Lobão: sem térmicas, economia seria de R$ 400 mi/mês

28 março 16:53 2008

O ministro de Minas e Energia, Edison Lobão, disse hoje que o desligamento das usinas térmicas representaria uma economia de R$ 400 milhões mensais, mas isso não deve ser repassado imediatamente ao consumidor. ‘Não contemplamos a hipótese do repasse ao consumidor.


Mas se ocorrer, só será feito às contas no final de 2008, e mesmo assim será imperceptível’, comentou.


Ontem, o ministro afirmou que, apesar de os reservatórios das hidrelétricas estarem próximos de seu limite, o Comitê de Monitoramento do Setor Elétrico (CMSE) só deverá decidir se desligará as térmicas na próxima reunião que ocorre em 15 dias.
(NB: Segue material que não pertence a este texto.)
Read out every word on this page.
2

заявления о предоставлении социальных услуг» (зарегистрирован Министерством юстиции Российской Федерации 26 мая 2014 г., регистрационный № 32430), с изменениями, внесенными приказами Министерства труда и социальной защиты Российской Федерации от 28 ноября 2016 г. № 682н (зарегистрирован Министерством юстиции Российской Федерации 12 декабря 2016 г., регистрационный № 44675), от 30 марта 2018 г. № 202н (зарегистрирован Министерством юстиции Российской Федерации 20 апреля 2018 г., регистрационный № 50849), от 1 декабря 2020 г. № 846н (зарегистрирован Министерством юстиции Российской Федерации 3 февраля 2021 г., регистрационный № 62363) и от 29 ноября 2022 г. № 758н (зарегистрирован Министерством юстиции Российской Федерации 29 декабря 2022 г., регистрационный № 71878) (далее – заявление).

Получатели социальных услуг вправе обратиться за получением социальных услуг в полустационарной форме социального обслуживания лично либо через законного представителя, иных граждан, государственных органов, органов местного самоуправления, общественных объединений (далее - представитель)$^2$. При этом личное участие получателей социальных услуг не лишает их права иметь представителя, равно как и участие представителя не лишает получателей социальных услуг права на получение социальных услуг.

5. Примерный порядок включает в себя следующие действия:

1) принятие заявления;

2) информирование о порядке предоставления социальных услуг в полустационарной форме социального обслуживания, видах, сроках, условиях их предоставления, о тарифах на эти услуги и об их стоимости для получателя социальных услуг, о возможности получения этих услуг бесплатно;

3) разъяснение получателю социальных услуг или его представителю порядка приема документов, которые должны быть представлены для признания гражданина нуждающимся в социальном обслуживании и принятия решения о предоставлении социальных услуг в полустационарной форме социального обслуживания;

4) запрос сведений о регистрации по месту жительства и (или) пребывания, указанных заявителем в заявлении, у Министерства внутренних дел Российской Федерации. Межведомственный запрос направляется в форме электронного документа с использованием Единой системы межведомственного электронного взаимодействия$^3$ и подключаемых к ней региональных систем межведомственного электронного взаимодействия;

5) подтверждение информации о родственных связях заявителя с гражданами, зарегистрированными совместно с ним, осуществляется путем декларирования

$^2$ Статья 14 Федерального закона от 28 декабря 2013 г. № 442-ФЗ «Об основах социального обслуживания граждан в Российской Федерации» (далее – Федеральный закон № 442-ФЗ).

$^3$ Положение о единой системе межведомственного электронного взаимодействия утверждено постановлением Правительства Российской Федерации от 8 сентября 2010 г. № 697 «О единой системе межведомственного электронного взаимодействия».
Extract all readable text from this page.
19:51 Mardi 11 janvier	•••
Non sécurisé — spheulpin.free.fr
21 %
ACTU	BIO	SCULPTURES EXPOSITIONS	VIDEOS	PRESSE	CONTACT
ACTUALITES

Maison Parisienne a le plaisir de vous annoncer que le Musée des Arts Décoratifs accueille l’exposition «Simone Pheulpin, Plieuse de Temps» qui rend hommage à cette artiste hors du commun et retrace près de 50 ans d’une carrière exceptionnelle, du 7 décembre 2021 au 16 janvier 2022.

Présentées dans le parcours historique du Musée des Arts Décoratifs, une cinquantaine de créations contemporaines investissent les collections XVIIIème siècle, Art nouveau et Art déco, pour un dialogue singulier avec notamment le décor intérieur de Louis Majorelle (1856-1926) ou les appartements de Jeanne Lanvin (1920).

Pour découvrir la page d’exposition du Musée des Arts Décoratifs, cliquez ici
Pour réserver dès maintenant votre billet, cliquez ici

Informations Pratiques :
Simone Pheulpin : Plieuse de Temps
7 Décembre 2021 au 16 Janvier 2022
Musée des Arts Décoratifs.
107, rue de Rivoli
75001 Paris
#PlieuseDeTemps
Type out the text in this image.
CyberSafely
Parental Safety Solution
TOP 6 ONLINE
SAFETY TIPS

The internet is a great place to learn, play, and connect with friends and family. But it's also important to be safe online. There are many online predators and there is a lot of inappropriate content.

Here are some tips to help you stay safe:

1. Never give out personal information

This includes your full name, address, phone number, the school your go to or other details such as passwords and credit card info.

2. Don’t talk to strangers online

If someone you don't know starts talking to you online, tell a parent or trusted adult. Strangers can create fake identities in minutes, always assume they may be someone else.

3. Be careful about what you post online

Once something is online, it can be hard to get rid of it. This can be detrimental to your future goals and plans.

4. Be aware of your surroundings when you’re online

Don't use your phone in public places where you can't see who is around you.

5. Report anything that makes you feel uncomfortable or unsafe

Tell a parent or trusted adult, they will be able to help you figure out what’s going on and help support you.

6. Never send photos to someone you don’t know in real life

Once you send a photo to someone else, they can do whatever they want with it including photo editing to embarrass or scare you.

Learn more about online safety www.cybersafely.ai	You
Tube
Hoje, segundo ele, estão sendo gerados 5 mil megawatts (MW) em energia termelétrica.


Na reunião, o comitê decidirá se desliga todas de uma só vez, ou apenas as que são movidas com óleo, o que reduziria a energia gerada por essas unidades para a metade do total.


Ainda segundo o ministro, com os reservatórios cheios o Brasil demonstra que está com condições de cumprir o acordo para exportação de energia à Argentina, num total de 400 MW. A exportação aconteceria entre os meses de maio e julho. Em contrapartida, a Argentina enviaria os mesmos 400 MW ao Brasil entre setembro e novembro.


Indagado sobre o risco de a Argentina não ter condições de cumprir o acordo, Lobão apenas afirmou que tudo estará devidamente acertado e em contrato. ‘Se houver o absurdo de a Argentina não cumprir, estará prevista uma multa’, disse.


Concessões


O ministro comentou ainda que no caso da renovação das concessões das hidrelétricas às empresas públicas – como a Companhia Energética de São Paulo (Cesp), Companhia Energética de Minas Gerais (Cemig) ou Furnas, por exemplo – o governo vai fazer valer o que está na lei, ou seja, só haverá a prorrogação de uma concessão uma vez. No caso do término da vigência da segunda concessão, essas hidrelétricas voltam ao governo, que as licitará novamente.


A indefinição na prorrogação das concessões foi um dos motivos apontados pelos investidores como fator de insegurança que contribuiu para o fracasso do leilão da Cesp esta semana.


‘Não é uma decisão do governo. Vale o que está na lei, seja para uma empresa pública ou privada. Estamos estudando caso a caso de prorrogação e como consentimos o adiamento do fim do prazo para a usina de Porto Primavera, isso sinaliza que poderá acontecer o mesmo com a usina de Três Irmãos (ambas da Cesp)’, disse.


Ele comentou ainda que o outro fator apontado pelos investidores para o fracasso do leilão – a influência do mau momento da economia internacional – é ‘descabida’. ‘Estamos recebendo no Ministério dia após dia investidores estrangeiros interessados no Brasil. A americana Duke Energy, por exemplo, esteve lá esta semana falando que quer fazer grandes investimentos aqui. O setor elétrico não está sendo atingido pela crise internacional’, disse.